Ok, how would look like such a web based service?
I have no idea. Not yet. Let's first define what we want to have, then think about how to implement it.
I also think that should be done on release only.
Why? To me it makes a lot of sense to also collect information on intermediate snapshots.
Hmm.. I thought we get a "test report" (however this looks like in the end) based on a commit id in u-boot/master ... isn;t this enough?
Yes, this is perfectly fine. I just want to allow this at _any_ time, not only once per release (near the end of the release cycle). especially for releases where bigger changes get merged it may be precious information to know when the code stopped working.
I hesitate to automatically remove existing boards. Why would we want to do that? To reduce efforts, right? So I vote to keep boards as long as they are either maintained, or they at least "do not hurt".
Why the "not hurt case"? Is it really good to have a lot of boards, which compile clean, but we do not know, if the code really works?
Well, one reason is efficiency. If the code builds fine, and does not cause efforts druing any of the ongoing work, it is more efficient to just keep it than to actively remove it, which would require active work. I. e. I want to reduce the work load on the maintainer(s) such that they only have to become active if such action saves even more effort. Actually it may even seem more efficient in some cases to perform minor fixing even of unmaintained boards than to remove them.
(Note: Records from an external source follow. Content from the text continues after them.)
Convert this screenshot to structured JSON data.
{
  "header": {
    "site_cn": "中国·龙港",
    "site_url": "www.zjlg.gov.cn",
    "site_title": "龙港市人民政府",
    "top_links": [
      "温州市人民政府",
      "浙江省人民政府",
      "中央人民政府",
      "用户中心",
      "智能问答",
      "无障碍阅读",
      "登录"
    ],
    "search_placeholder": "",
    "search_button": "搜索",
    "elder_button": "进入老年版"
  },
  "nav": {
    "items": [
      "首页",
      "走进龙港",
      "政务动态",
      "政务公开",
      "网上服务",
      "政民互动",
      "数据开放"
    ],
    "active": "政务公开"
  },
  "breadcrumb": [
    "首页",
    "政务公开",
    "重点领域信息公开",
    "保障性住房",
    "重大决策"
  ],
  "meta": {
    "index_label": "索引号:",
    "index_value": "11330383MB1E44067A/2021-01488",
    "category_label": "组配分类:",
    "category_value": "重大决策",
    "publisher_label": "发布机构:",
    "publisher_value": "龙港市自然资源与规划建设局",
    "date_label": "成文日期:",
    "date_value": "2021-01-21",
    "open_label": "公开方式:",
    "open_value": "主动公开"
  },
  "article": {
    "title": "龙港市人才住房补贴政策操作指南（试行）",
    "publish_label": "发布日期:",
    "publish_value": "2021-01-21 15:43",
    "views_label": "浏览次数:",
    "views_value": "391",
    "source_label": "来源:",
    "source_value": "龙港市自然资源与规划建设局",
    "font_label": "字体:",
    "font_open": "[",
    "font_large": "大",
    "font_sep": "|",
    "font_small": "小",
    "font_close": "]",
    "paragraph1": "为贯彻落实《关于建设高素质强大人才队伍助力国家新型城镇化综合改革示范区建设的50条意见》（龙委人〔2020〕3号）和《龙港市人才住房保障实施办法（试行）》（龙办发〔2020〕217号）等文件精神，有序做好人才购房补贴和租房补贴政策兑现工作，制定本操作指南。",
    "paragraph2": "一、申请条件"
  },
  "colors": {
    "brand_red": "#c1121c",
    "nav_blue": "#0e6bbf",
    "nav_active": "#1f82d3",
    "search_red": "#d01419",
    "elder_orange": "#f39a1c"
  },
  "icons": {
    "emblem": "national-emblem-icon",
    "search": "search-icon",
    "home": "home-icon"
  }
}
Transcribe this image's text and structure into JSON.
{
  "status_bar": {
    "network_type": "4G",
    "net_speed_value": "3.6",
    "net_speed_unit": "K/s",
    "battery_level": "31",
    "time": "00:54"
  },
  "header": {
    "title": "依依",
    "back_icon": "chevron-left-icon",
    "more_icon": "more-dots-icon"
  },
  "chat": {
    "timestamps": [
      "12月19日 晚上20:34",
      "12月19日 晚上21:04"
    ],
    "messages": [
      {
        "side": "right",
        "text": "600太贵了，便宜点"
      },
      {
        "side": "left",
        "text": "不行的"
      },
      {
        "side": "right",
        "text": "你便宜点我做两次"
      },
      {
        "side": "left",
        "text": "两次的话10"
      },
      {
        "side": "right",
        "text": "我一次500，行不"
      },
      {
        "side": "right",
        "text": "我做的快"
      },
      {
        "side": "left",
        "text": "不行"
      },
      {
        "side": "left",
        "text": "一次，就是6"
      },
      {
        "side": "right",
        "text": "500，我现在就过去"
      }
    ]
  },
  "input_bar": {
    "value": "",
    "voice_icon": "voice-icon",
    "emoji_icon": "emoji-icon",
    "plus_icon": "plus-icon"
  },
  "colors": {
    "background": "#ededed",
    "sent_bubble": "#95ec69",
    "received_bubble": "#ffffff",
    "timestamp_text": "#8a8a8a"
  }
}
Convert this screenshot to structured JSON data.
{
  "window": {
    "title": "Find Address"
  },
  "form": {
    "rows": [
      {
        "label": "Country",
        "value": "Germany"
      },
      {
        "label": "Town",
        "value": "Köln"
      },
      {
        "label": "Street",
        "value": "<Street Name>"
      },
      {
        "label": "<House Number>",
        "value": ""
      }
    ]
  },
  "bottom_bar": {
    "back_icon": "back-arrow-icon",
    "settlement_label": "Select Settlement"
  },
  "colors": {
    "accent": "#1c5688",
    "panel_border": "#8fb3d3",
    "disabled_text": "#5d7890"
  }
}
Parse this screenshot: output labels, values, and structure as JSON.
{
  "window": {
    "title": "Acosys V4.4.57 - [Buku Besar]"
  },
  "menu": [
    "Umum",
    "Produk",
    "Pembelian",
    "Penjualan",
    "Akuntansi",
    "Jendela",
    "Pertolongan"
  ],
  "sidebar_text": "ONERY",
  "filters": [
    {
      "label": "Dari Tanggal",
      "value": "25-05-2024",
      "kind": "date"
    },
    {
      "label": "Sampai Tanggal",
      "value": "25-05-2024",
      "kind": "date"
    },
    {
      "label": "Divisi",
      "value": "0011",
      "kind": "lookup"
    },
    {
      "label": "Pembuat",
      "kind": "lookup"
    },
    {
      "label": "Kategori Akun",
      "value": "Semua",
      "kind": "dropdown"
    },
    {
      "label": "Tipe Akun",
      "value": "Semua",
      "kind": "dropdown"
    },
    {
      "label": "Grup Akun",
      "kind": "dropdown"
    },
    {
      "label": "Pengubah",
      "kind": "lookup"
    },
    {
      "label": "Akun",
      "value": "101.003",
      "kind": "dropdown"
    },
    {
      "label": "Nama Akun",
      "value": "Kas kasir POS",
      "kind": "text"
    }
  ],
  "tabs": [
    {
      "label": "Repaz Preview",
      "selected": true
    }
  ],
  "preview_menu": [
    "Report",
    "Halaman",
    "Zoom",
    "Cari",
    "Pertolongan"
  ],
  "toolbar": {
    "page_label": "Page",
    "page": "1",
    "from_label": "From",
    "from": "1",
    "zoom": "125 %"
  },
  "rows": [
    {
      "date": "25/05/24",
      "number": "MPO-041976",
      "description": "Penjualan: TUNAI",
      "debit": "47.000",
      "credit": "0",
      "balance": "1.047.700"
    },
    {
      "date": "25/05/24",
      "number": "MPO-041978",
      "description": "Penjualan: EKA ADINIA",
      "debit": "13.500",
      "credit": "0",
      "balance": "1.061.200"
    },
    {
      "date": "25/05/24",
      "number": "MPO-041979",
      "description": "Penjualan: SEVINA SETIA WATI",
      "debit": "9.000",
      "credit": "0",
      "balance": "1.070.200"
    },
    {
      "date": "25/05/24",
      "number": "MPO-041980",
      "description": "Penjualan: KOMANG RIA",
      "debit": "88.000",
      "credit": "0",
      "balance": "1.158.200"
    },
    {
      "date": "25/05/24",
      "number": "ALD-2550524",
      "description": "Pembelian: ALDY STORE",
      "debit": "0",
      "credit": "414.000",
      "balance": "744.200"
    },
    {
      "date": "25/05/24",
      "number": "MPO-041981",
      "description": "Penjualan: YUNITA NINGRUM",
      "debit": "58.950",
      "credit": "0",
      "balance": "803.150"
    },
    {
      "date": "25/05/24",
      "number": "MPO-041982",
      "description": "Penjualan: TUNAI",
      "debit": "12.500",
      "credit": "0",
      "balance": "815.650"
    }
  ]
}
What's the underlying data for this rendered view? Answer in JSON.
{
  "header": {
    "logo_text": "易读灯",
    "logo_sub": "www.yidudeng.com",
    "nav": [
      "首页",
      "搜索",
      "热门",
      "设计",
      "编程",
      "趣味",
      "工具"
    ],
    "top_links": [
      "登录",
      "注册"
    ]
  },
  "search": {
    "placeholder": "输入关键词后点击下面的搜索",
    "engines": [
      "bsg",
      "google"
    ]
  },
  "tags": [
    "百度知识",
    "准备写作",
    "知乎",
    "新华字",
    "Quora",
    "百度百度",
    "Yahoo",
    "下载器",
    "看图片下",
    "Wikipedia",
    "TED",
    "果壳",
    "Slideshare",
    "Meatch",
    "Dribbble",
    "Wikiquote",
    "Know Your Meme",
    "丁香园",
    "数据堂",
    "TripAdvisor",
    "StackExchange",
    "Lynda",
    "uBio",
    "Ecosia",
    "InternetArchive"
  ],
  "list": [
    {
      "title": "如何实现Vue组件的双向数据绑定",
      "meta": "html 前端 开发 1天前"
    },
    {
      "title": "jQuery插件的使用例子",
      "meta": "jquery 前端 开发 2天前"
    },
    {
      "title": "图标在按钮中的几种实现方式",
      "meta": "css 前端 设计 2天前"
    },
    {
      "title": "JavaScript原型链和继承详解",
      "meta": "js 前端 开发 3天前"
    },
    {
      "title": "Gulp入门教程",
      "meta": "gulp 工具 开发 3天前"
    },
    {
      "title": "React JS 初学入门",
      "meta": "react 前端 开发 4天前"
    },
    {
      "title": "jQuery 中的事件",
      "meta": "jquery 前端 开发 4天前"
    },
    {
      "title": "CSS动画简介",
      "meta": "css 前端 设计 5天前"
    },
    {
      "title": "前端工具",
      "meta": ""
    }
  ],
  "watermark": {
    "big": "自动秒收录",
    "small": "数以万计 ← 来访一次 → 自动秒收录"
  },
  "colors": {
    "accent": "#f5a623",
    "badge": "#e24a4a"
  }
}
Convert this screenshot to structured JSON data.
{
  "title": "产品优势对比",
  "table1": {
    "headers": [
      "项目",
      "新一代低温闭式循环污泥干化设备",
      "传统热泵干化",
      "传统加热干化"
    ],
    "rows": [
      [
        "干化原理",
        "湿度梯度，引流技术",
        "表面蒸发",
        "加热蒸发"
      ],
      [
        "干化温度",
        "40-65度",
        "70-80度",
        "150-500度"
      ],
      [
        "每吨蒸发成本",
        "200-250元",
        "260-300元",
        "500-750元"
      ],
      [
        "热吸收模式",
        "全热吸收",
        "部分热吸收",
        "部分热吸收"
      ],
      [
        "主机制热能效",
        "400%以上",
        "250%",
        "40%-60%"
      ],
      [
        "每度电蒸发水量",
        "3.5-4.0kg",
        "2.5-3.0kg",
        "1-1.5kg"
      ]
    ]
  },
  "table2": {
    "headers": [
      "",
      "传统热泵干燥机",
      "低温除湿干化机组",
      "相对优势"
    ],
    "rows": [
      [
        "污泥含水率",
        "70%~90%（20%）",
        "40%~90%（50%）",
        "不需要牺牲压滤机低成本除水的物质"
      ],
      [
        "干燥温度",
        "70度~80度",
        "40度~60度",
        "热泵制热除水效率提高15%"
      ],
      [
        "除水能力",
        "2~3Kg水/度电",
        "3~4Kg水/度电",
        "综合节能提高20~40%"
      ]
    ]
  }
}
I prefer to have in current mainline only boards, which really work or at least maintained... if a board maintainer did the work to bring it into mainline, it should be interested in "stay in" mainline. If this interest is lost and no other volunteers ... board is useless in mainline.
But should we not also try to minimize efforts, especially on the custodians? If a board does not cause any trouble, we should not have to invent additional efforts for it.
Ok, that is a way to go, if we have for all boards the information, in which maintainstate it is ... but think of for example the new i2c framework, how much boards use I2C? I have to check now all this boards, decide to delete it or convert it ... very time consuming frustrating work ... and maybe for a lot of "do not hurt" boards only waste of time ... :-(
I don't really understand this argument. The I2C code is either hardware independent (say, the command line interface code), or it is platform specific (say, the driver code for the I2C controller on a specific SoC), or it is board dendent (say, some specific twiddeling with I2C devices to perform some magic operations on a board).
In the first two cases the work wil have to be done in any case (except for the realy rare case that there are only old, unmaintained boards left using this SoC). An for the board specific code you can check if you need to adapt it by checking the board's test status. If the board is unmaintained, then we enter the "it hurts" branch, and drop the board.
if we have a clean mainline state, where I know all boards are working the decision is clear, convert all ... and board maintainers will test it ... and we have always a clean compile state for mainline
Again: you don't need any knowledge about boards that are not affected by your I2C changes.
And if we have this test/delete cycle, I can be sure, that after a defined time all boards in mainline are working!
Yes, but the cost is additional efforts, and being more aggressive than necessary. I dislike both.